It is getting difficult to find a desktop or laptop computer with only a single CPU. Even a typical ARM-based computer now probably has multiple cores. Of course, there’s nothing to stop you from using multiple microcontrollers — like the Arduino — together. To make the process neater, [Dimitris Platis] put together Moltoduino, essentially an Arduino on a shield made to plug into another Arduino. And, yes, they will stack. You can see a video about the open source boards, below.
The key is how the board brings the pins out to connections that are easy to jumper between boards. There are several obvious use cases, but one that [Dimitris] is particularly interested in is hardware-in-the-loop testing. The idea is that you can use a simulated I/O device in one computer to exchange fake data with the software under test.

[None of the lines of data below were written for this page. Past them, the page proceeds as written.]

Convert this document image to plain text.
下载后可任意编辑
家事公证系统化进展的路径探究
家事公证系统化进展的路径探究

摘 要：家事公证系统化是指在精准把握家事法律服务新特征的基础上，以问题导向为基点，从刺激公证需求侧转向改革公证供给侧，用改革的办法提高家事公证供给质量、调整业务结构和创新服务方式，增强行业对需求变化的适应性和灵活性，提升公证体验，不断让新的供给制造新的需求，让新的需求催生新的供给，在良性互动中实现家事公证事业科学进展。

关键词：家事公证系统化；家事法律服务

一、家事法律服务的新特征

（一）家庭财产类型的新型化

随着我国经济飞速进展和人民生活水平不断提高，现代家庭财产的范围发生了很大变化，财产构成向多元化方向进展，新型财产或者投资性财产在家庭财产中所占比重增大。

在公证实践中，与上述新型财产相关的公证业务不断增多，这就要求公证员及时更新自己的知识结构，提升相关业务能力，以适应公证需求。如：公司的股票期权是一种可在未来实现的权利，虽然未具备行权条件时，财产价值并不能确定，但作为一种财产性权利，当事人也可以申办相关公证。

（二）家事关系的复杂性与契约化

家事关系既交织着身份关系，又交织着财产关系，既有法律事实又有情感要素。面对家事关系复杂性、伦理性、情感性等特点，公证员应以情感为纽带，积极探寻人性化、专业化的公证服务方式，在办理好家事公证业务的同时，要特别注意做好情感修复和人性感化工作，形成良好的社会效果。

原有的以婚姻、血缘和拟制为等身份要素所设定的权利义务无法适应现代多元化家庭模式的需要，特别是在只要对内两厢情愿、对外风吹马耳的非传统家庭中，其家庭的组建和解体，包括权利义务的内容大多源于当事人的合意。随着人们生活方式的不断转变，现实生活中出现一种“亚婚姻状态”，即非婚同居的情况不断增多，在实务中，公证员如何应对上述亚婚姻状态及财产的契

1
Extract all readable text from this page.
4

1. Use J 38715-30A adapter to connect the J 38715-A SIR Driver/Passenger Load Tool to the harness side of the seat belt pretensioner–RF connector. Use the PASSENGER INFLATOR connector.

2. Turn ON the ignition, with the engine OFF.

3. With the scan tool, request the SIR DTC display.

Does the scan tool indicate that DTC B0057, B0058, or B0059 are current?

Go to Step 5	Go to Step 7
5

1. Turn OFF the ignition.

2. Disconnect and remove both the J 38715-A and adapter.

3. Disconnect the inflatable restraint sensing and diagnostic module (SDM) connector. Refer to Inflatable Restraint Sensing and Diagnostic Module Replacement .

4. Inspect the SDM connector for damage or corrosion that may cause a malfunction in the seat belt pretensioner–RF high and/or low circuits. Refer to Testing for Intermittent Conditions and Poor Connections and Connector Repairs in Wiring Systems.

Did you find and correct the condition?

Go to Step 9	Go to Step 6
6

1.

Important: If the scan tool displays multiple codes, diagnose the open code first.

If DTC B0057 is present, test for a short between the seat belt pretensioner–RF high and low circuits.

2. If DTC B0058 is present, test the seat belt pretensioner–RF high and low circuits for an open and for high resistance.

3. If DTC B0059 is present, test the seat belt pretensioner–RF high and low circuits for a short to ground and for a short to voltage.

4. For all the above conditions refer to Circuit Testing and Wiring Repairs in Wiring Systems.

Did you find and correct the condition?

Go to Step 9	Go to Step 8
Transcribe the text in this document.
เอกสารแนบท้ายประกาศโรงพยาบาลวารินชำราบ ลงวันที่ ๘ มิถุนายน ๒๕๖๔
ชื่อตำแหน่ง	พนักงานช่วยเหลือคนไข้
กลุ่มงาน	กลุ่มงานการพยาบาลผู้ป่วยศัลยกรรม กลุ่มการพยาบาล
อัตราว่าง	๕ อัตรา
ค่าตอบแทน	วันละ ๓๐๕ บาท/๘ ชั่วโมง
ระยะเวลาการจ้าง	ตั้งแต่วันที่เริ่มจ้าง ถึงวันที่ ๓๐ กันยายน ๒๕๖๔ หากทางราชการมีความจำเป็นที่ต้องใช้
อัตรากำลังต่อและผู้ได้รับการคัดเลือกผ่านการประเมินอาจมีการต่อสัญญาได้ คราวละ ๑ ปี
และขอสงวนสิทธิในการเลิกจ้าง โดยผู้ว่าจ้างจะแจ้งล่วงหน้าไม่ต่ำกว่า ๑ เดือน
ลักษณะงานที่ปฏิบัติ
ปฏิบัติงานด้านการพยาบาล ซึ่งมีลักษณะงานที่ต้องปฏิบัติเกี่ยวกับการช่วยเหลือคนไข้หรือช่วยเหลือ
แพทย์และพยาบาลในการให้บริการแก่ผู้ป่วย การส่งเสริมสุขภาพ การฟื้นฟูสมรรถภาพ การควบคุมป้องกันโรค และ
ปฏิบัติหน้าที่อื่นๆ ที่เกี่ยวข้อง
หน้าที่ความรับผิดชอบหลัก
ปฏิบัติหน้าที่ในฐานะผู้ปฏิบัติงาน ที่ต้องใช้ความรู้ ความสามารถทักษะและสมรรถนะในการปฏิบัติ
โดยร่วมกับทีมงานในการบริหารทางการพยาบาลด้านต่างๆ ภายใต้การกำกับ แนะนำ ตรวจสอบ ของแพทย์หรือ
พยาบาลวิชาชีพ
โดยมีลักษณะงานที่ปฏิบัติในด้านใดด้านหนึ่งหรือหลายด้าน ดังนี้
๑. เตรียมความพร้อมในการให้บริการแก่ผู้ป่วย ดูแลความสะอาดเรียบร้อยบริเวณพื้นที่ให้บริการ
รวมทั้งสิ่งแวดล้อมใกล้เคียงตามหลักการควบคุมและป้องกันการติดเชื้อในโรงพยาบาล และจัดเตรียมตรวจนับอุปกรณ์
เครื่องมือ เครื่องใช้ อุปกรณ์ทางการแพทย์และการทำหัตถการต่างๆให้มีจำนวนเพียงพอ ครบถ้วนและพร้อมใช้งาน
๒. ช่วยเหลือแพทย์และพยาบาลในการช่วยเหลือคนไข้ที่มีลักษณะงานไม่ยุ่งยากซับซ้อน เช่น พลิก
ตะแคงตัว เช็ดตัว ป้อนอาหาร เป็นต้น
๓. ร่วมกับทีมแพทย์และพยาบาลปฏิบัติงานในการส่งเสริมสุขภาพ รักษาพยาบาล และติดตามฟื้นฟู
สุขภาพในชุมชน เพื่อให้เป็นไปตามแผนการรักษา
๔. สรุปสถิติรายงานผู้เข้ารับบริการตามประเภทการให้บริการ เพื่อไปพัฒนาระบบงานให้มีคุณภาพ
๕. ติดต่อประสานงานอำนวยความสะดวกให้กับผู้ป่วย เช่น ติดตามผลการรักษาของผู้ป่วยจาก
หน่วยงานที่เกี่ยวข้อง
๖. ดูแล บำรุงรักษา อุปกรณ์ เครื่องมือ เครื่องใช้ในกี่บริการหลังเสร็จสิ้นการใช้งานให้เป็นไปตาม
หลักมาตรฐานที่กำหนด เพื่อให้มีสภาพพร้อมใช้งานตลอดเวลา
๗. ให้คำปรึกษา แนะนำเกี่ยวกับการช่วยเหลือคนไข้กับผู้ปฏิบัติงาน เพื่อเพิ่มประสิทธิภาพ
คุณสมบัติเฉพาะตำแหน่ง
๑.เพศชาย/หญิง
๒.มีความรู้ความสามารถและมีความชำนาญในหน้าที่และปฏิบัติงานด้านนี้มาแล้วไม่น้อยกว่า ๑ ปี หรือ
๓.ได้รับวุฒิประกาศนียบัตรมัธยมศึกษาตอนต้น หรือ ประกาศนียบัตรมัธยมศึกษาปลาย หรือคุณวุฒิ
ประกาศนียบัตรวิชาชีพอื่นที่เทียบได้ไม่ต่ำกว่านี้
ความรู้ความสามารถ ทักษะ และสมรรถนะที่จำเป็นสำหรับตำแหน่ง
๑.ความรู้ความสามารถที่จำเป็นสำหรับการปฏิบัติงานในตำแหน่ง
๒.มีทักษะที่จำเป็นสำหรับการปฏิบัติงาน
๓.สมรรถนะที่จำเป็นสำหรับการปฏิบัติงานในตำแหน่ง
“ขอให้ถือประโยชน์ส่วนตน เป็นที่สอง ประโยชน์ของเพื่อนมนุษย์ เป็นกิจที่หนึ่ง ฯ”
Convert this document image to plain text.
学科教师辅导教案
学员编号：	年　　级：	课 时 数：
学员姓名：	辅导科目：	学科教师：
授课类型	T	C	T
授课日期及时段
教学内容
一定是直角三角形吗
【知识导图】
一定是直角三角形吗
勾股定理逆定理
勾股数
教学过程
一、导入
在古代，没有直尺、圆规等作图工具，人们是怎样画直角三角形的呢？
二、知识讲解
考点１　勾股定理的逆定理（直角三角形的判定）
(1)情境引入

For example, you might be working on a sous vide cooker that reads a temperature and controls a heater. A second computer could stand in for the temperature sensor and heater. You could log outputs and also control the inputs. This is really nice when you want to set up repeatable test cases.
Of course, you don’t have to stack the boards to make that work. In fact, you don’t have to use another Arduino. A PC or some other controller could be the surrogate test device. But having it all in a stack is handy. There are several examples of doing testing using simulated hardware on the project’s GitHub page. The test subjects are a robot car and an ultrasonic device.
One neat feature is that each board has a switch to enable the master Arduino to ISP program it. So while you might not need to stack boards to use any of the proposed techniques, it does make for a nice and compact package.